Though the Ugandan rebel Lord's Resistance Army (LRA) is all but inactive in Uganda, it continues to plague east and central Africa. Sudan has reported several LRA attacks in the south. LRA raiders still hit villages in the Congo. The southeastern corner of the Central African Republic (CAR) is the major hot spot. A recent report claimed that the LRA had kidnapped 700 people in the last 18 months. Most of the kidnappings occurred in the CAR. The LRA uses the people it kidnaps as laborers, to carry supplies or work at its base camps. If they can indoctrinate some of the kidnapped, all the better, they get a guerrilla fighter. They may also use the kidnapped as hostages or a source of financing, via ransom.
September 17, 2010: The murders of two Ugandan journalists are producing accusations from Ugandan media that the government of President Yoweri Museveni is engaged in a campaign designed to intimidate its political opponents. Police investigations have not ruled out the possibility that the murders had a political angle. In one incident a reporter was beaten to death with metal bars. There have been no arrests so far. The government has yet to investigate the riots in September 2009 in which 40 Bugandan tribal protestors were killed. Some claim the security forces illegally used lethal force (ie, police brutality). Critics of Museveni claim that all of the incidents and accusations are part of a pattern of repression by his government and the goal is to insure his re-election.
September 12, 2010: Call this one no surprise at all: The ruling party, the National Resistance Movement (NRM), announced that President Yoweri Museveni will be its candidate for president in the February 2011 national elections.
September 6, 2010: Congolese security forces have passed on evidence that the Somali al Shabaab terrorist organization has links to the Ugandan rebel Allied Democratic Forces. Congolese forces found the evidence while conducting operations in the eastern Congo. The Ugandan report was vague, claiming that the Congolese found documents and supplies traceable to al Shabaab. Uganda has been fighting the ADF or ADF factions for almost two decades.

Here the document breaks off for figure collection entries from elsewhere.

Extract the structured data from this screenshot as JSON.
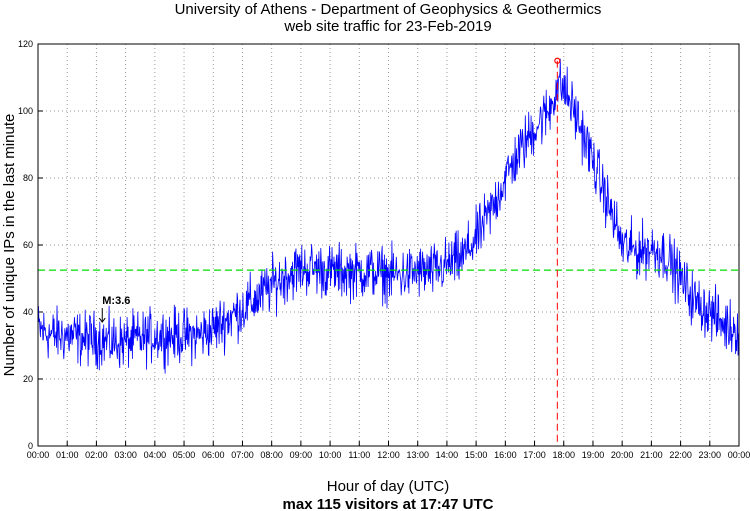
{
  "chart_data": {
    "type": "line",
    "title": "University of Athens - Department of Geophysics & Geothermics",
    "subtitle": "web site traffic for 23-Feb-2019",
    "xlabel": "Hour of day (UTC)",
    "ylabel": "Number of unique IPs in the last minute",
    "footer": "max 115 visitors at 17:47 UTC",
    "xlim": [
      0,
      24
    ],
    "ylim": [
      0,
      120
    ],
    "yticks": [
      0,
      20,
      40,
      60,
      80,
      100,
      120
    ],
    "xtick_labels": [
      "00:00",
      "01:00",
      "02:00",
      "03:00",
      "04:00",
      "05:00",
      "06:00",
      "07:00",
      "08:00",
      "09:00",
      "10:00",
      "11:00",
      "12:00",
      "13:00",
      "14:00",
      "15:00",
      "16:00",
      "17:00",
      "18:00",
      "19:00",
      "20:00",
      "21:00",
      "22:00",
      "23:00",
      "00:00"
    ],
    "grid": true,
    "series": [
      {
        "name": "unique IPs",
        "color": "#0000ff",
        "x": [
          0,
          0.5,
          1,
          1.5,
          2,
          2.5,
          3,
          3.5,
          4,
          4.5,
          5,
          5.5,
          6,
          6.5,
          7,
          7.5,
          8,
          8.5,
          9,
          9.5,
          10,
          10.5,
          11,
          11.5,
          12,
          12.5,
          13,
          13.5,
          14,
          14.5,
          15,
          15.5,
          16,
          16.5,
          17,
          17.5,
          17.78,
          18,
          18.5,
          19,
          19.5,
          20,
          20.5,
          21,
          21.5,
          22,
          22.5,
          23,
          23.5,
          24
        ],
        "y": [
          35,
          33,
          33,
          32,
          32,
          31,
          31,
          32,
          33,
          33,
          33,
          33,
          35,
          38,
          41,
          44,
          48,
          51,
          53,
          53,
          52,
          52,
          52,
          52,
          51,
          51,
          52,
          52,
          54,
          56,
          62,
          70,
          80,
          88,
          95,
          100,
          108,
          107,
          97,
          85,
          73,
          60,
          58,
          59,
          57,
          50,
          43,
          40,
          36,
          35
        ],
        "noise": 5
      }
    ],
    "mean_line": {
      "value": 52.5,
      "color": "#00dd00"
    },
    "max_marker": {
      "x": 17.78,
      "y": 115,
      "color": "#ff0000",
      "label": "max 115"
    },
    "annotation": {
      "text": "M:3.6",
      "x": 2.2,
      "y": 37
    }
  }
}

September 3, 2010: A group of legislators in the Ugandan parliament are seeking more details about Ugandan Army operations in the Central African Republic (CAR). The government admits Ugandan special operations forces are in the CAR chasing the LRA. The parliamentarians claim that the president and executive branch have exceeded their authority by running an extended military operation in a foreign country.
September 2, 2010: The Ugandan Army claimed that it killed 397 LRA rebels between July 2009 and the end of June 2010. Another 123 LRA rebels defected and 63 were captured. The army recovered 364 rifles. 32 Ugandan Army soldiers were killed in counter-LRA operations and 86 wounded.
A Ugandan Army (Ugandan Peoples Defense Force, UPDF) unit operating near the Kenyan border reported it had recovered 150 head of cattle that had been stolen by tribal raiders. The army believes the raiders were from the Pokot tribe. The army unit pursued the raiders into Kenya, with the permission of the Kenyan government. Three men were arrested and the army seized three weapons in the operation. The army continues to conduct anti-raider and rustling patrols in the region but last month the military announced it would no longer detail soldiers to help tribesmen graze their herds. This had been an assignment in the Karamojong tribal region. The military said assigning soldiers to help the tribes slows down military operations.
September 1, 2010: The government said that it would send another 10,000 army troops to Somalia to participate in the African Union AMISOM peacekeeping force there. The government said that the terrorist attacks in July, committed by the Somali Islamic terrorist organization, al Shabaab, has strengthened its commitment to fight terror in Somalia. There is a glitch: the government wants U.S. funds to pay for the troop reinforcement.